Nuclear Power, Meet Blue Screen of Death

I’ve written about Bill Gates plans to create a sodium cooled fast breeder reactor before. 

Well, they (Warren Buffet is involved as well) have now selected a location for the prototype reactor.

I have a number of problems with the reactor in addition to Bill Gates’ involvement:

  • Molten sodium will leak, and it is highly flammable, and is potentially explosive. (The history of sodium cooled reactors is universally horrible)
  • The reactor uses 20% Highly Enriched Uranium (HEU), which enriched is enough to make a bomb.  (You can at levels in excess of 10% enrichment)
  • By design, it produces large amounts of Plutonium. (Traveling Wave Reactor)

Needless to say, I am not sanguine:

Power companies run by billionaire friends Bill Gates and Warren Buffett have chosen Wyoming to launch the first Natrium nuclear reactor project on the site of a retiring coal plant.

TerraPower, founded by Gates about 15 years ago, and power company PacifiCorp, owned by Warren Buffett’s Berkshire Hathaway, said on Wednesday that the exact site of the Natrium reactor demonstration plant was expected to be announced by the end of the year.

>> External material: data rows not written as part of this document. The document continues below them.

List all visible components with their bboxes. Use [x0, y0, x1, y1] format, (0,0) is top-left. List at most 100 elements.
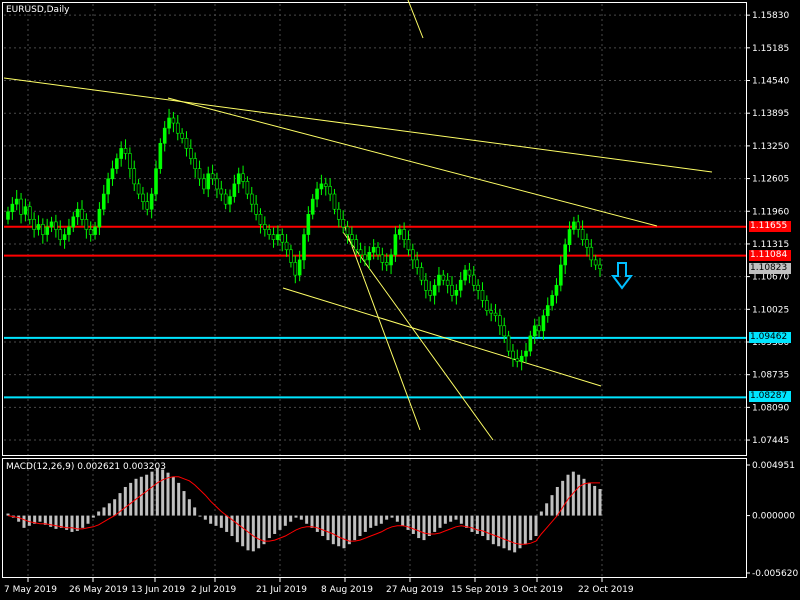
macd-histogram-bar [465, 515, 469, 528]
candle-body [132, 168, 137, 185]
candle-body [428, 290, 433, 296]
candle-body [71, 216, 76, 228]
candle-body [480, 290, 485, 301]
date-axis-label: 13 Jun 2019 [131, 585, 185, 595]
candle-body [189, 148, 193, 159]
macd-axis-label: 0.000000 [752, 512, 795, 522]
candle-body [180, 132, 184, 139]
candle-body [88, 229, 93, 235]
date-axis-label: 27 Aug 2019 [386, 585, 444, 595]
candle-body [232, 183, 237, 197]
macd-histogram-bar [395, 515, 399, 522]
candle-body [280, 234, 285, 243]
price-tag: 1.09462 [749, 331, 791, 343]
candle-body [371, 246, 376, 253]
macd-histogram-bar [17, 515, 21, 522]
macd-histogram-bar [171, 476, 175, 516]
price-axis-label: 1.11960 [752, 207, 789, 217]
date-axis-label: 21 Jul 2019 [256, 585, 307, 595]
candle-body [84, 219, 89, 230]
candle-body [537, 325, 541, 332]
candle-body [136, 183, 141, 195]
price-axis-label: 1.10025 [752, 305, 789, 315]
candle-body [528, 335, 533, 352]
candle-body [263, 224, 267, 230]
candle-body [249, 193, 254, 205]
candle-body [402, 229, 406, 240]
macd-histogram-bar [587, 482, 591, 516]
chart-canvas[interactable]: 1.15830 1.15185 1.14540 1.13895 1.13250 1.126… [0, 0, 800, 600]
candle-body [463, 269, 467, 281]
candle-body [6, 211, 10, 220]
candle-body [67, 226, 71, 235]
candle-body [511, 350, 515, 360]
macd-histogram-bar [507, 515, 511, 551]
candle-body [332, 193, 337, 210]
candle-body [171, 117, 176, 124]
macd-histogram-bar [529, 515, 533, 541]
candle-body [454, 290, 459, 296]
candle-body [345, 226, 350, 235]
candle-body [123, 148, 128, 154]
macd-histogram-bar [219, 515, 223, 528]
macd-histogram-bar [278, 515, 282, 530]
candle-body [545, 305, 550, 316]
macd-histogram-bar [545, 503, 549, 516]
candle-body [567, 229, 572, 246]
candle-body [532, 325, 537, 337]
macd-histogram-bar [475, 515, 479, 534]
candle-body [585, 239, 589, 248]
candle-body [323, 183, 328, 187]
candle-body [154, 168, 158, 195]
price-axis-label: 1.08735 [752, 371, 789, 381]
candle-body [193, 158, 197, 169]
macd-histogram-bar [358, 515, 362, 537]
macd-histogram-bar [193, 507, 197, 516]
price-axis-label: 1.13250 [752, 142, 789, 152]
candle-body [467, 269, 472, 276]
candle-body [110, 168, 115, 180]
date-axis-label: 2 Jul 2019 [191, 585, 236, 595]
candle-body [380, 254, 385, 263]
macd-histogram-bar [315, 515, 319, 532]
candle-body [141, 193, 145, 202]
candle-body [93, 226, 97, 235]
candle-body [101, 193, 106, 210]
macd-histogram-bar [203, 515, 207, 520]
candle-body [572, 221, 576, 230]
candle-body [97, 208, 102, 228]
macd-histogram-bar [241, 515, 245, 547]
price-axis-label: 1.15830 [752, 11, 789, 21]
macd-axis-label: 0.004951 [752, 461, 795, 471]
candle-body [554, 284, 559, 296]
candle-body [106, 178, 110, 195]
candle-body [245, 181, 250, 195]
macd-histogram-bar [155, 468, 159, 516]
candle-body [424, 279, 428, 291]
candle-body [419, 267, 424, 281]
candle-body [219, 188, 224, 195]
candle-body [27, 206, 32, 220]
macd-histogram-bar [518, 515, 522, 549]
candle-body [267, 229, 271, 235]
candle-body [276, 234, 280, 240]
macd-histogram-bar [593, 485, 597, 516]
candle-body [319, 183, 324, 190]
macd-histogram-bar [81, 515, 85, 528]
candle-body [358, 249, 363, 256]
candle-body [376, 246, 380, 256]
candle-body [119, 148, 123, 159]
macd-histogram-bar [182, 491, 186, 516]
candle-body [541, 315, 546, 332]
macd-histogram-bar [491, 515, 495, 545]
chart-title: EURUSD,Daily [6, 5, 70, 15]
candle-body [576, 221, 581, 230]
macd-histogram-bar [454, 515, 458, 520]
candle-body [559, 264, 563, 286]
macd-histogram-bar [513, 515, 517, 553]
macd-histogram-bar [59, 515, 63, 528]
macd-histogram-bar [102, 507, 106, 516]
price-tag: 1.11655 [749, 220, 791, 232]
candle-body [367, 252, 372, 261]
macd-histogram-bar [411, 515, 415, 534]
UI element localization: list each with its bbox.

Small advanced reactors, which run on different fuels to traditional reactors, are regarded by some as a critical carbon-free technology than can supplement intermittent power sources like wind and solar as states strive to cut emissions that cause climate change.

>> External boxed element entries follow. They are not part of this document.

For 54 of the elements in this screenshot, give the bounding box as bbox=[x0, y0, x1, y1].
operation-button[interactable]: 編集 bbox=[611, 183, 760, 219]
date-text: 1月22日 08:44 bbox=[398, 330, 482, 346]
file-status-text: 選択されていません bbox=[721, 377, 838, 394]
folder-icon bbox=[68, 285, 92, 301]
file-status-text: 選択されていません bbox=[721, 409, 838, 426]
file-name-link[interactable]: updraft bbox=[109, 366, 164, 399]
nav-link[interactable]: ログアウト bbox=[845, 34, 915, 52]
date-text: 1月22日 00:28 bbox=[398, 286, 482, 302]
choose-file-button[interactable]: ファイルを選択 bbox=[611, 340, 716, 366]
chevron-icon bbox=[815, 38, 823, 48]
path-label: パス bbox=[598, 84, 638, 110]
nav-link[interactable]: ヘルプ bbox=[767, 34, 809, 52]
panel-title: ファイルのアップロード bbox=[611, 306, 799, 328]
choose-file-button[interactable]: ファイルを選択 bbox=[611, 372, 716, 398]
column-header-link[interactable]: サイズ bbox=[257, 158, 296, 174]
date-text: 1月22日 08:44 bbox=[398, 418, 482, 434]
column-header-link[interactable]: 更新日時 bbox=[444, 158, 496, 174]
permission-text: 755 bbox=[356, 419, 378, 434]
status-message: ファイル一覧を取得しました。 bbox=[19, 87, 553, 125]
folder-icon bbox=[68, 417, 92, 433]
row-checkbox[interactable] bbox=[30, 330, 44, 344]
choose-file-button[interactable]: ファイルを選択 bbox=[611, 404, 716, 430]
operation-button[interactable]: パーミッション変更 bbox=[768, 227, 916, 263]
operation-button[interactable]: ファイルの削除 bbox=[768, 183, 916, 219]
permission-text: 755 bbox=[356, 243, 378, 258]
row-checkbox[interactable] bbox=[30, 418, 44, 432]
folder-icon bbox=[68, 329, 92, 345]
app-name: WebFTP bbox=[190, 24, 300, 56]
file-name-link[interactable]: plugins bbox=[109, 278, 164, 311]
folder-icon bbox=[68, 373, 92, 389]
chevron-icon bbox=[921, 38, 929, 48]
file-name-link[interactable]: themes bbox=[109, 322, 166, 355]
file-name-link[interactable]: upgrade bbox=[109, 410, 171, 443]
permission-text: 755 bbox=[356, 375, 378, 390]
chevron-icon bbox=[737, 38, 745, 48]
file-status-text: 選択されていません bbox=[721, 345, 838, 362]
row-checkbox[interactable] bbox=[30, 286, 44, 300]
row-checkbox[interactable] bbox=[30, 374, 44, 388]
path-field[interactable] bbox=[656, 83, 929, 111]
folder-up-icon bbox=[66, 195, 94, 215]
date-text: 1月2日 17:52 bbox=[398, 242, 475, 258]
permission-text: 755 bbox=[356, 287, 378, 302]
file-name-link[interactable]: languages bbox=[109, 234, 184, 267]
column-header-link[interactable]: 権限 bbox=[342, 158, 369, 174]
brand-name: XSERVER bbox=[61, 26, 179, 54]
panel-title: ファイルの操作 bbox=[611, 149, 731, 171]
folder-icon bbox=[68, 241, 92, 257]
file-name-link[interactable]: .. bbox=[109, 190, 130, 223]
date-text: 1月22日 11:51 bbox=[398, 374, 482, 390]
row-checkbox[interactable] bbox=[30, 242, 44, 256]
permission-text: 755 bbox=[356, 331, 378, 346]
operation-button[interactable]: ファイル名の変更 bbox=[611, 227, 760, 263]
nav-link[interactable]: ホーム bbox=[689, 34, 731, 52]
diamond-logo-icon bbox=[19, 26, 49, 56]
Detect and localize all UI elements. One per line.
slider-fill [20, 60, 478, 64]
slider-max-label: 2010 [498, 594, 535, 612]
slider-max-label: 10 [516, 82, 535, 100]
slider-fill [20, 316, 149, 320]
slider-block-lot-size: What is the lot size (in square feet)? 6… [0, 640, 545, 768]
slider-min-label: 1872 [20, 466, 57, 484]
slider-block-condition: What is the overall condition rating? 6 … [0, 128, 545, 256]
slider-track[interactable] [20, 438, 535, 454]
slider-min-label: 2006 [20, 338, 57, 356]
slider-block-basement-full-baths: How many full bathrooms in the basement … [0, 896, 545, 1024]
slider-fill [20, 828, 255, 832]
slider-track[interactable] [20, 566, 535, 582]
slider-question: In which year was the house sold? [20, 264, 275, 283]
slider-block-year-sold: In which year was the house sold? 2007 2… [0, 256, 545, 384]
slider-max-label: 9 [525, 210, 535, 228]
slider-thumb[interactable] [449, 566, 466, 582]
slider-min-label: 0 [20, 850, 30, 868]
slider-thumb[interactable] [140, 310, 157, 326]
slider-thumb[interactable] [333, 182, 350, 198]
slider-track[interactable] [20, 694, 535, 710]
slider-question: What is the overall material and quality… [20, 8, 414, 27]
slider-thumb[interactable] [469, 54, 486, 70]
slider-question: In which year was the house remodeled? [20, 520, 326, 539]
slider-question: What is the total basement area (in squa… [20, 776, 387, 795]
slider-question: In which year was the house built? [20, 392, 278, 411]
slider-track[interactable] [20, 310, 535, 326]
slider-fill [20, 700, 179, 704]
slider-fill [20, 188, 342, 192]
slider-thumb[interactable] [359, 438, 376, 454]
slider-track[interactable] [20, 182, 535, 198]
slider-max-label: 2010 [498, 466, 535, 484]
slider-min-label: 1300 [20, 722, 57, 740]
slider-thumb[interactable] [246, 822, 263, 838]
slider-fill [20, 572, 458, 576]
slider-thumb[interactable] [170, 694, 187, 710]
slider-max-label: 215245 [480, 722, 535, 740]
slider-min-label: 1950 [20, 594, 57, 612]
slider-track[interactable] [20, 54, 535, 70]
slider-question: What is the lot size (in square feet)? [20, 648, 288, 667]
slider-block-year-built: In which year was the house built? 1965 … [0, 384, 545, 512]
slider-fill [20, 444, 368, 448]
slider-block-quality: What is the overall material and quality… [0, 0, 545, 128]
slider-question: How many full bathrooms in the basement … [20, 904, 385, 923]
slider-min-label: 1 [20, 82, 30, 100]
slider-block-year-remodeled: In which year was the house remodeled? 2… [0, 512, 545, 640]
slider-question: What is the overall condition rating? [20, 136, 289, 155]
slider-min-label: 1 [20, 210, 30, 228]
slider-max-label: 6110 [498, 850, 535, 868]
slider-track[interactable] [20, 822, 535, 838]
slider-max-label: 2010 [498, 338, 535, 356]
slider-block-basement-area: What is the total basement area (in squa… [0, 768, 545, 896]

“Regarded by some,” Huh?  

Maybe if your last name is, “Strangelove.”

………

“This is our fastest and clearest course to becoming carbon negative,” Wyoming’s governor, Mark Gordon, said. “Nuclear power is clearly a part of my all-of-the-above strategy for energy” in Wyoming, the country’s top coal-producing state.

This statement is absolutely false.  The construction of time for reactors is measured in decades, while wind turbines go up in a few months. 

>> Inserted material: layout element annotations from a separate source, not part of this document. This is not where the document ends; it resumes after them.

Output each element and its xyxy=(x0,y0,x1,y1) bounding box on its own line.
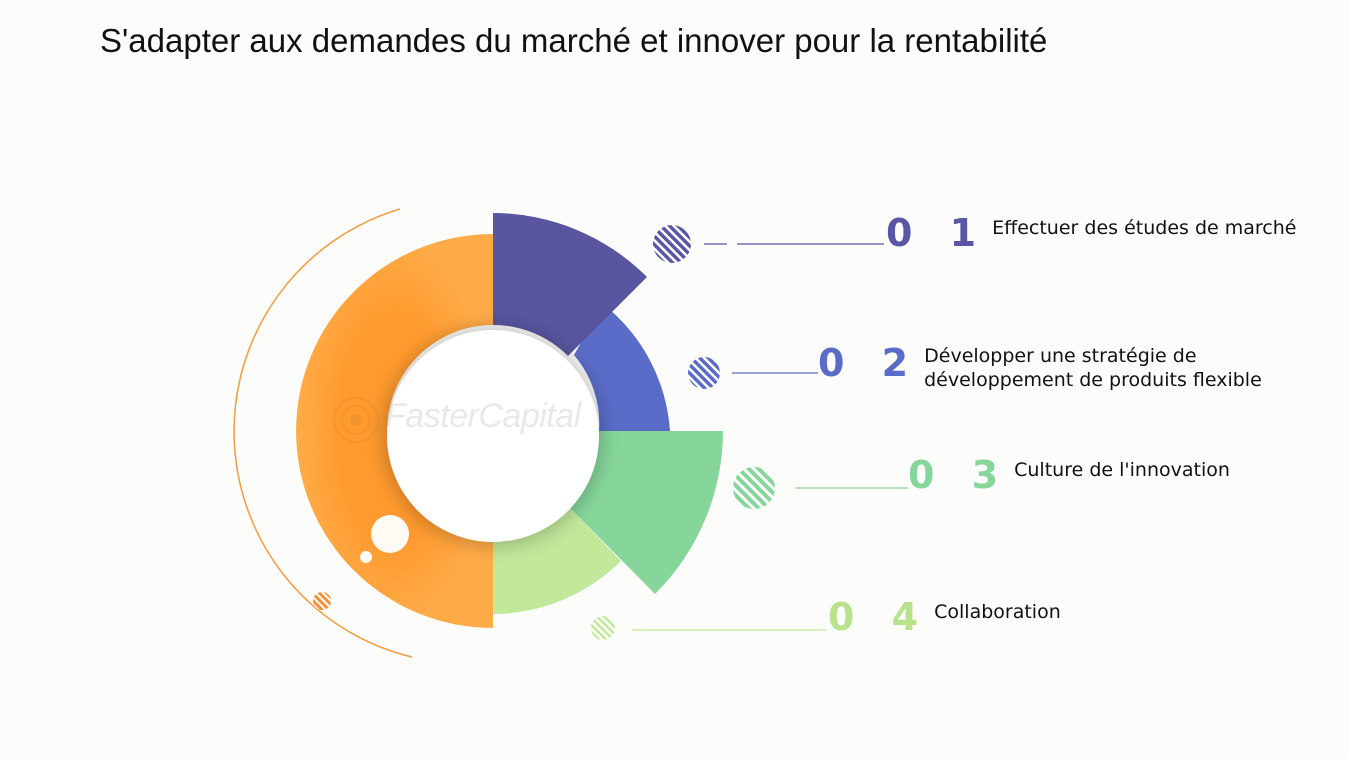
step-4-label: Collaboration xyxy=(934,601,1061,623)
marker-1 xyxy=(653,225,691,263)
step-2-label: Développer une stratégie de développemen… xyxy=(924,345,1262,391)
step-2: 0 2 Développer une stratégie de développ… xyxy=(818,344,1262,392)
inner-circle xyxy=(387,330,599,542)
bubble-small xyxy=(360,551,372,563)
marker-2 xyxy=(688,357,720,389)
step-4-number: 0 4 xyxy=(828,595,931,639)
orange-hatched-dot xyxy=(313,592,331,610)
bubble-large xyxy=(371,515,409,553)
step-3: 0 3 Culture de l'innovation xyxy=(908,456,1230,494)
marker-4 xyxy=(591,616,615,640)
step-1-number: 0 1 xyxy=(886,211,989,255)
step-1: 0 1 Effectuer des études de marché xyxy=(886,214,1296,252)
step-1-label: Effectuer des études de marché xyxy=(992,217,1297,239)
step-2-number: 0 2 xyxy=(818,341,921,385)
step-4: 0 4 Collaboration xyxy=(828,598,1061,636)
step-3-number: 0 3 xyxy=(908,453,1011,497)
watermark-text: FasterCapital xyxy=(385,397,581,435)
marker-3 xyxy=(733,467,775,509)
step-3-label: Culture de l'innovation xyxy=(1014,459,1230,481)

If we need to move now, pretty much any other power source is online faster.

The project features a 345 megawatt sodium-cooled fast reactor with molten salt-based energy storage that could boost the system’s power output to 500MW during peak power demand. TerraPower said last year that the plants would cost about $1bn.

The molten salt energy storage, but using mechanical storage like pumped water is simpler, cheaper, and more efficient.

About the only thing more terrifying than Bill Gates starting up a bunch of nuclear reactors, he’s alreay half way to a bond villain, would be if Comcast were to be running those plants.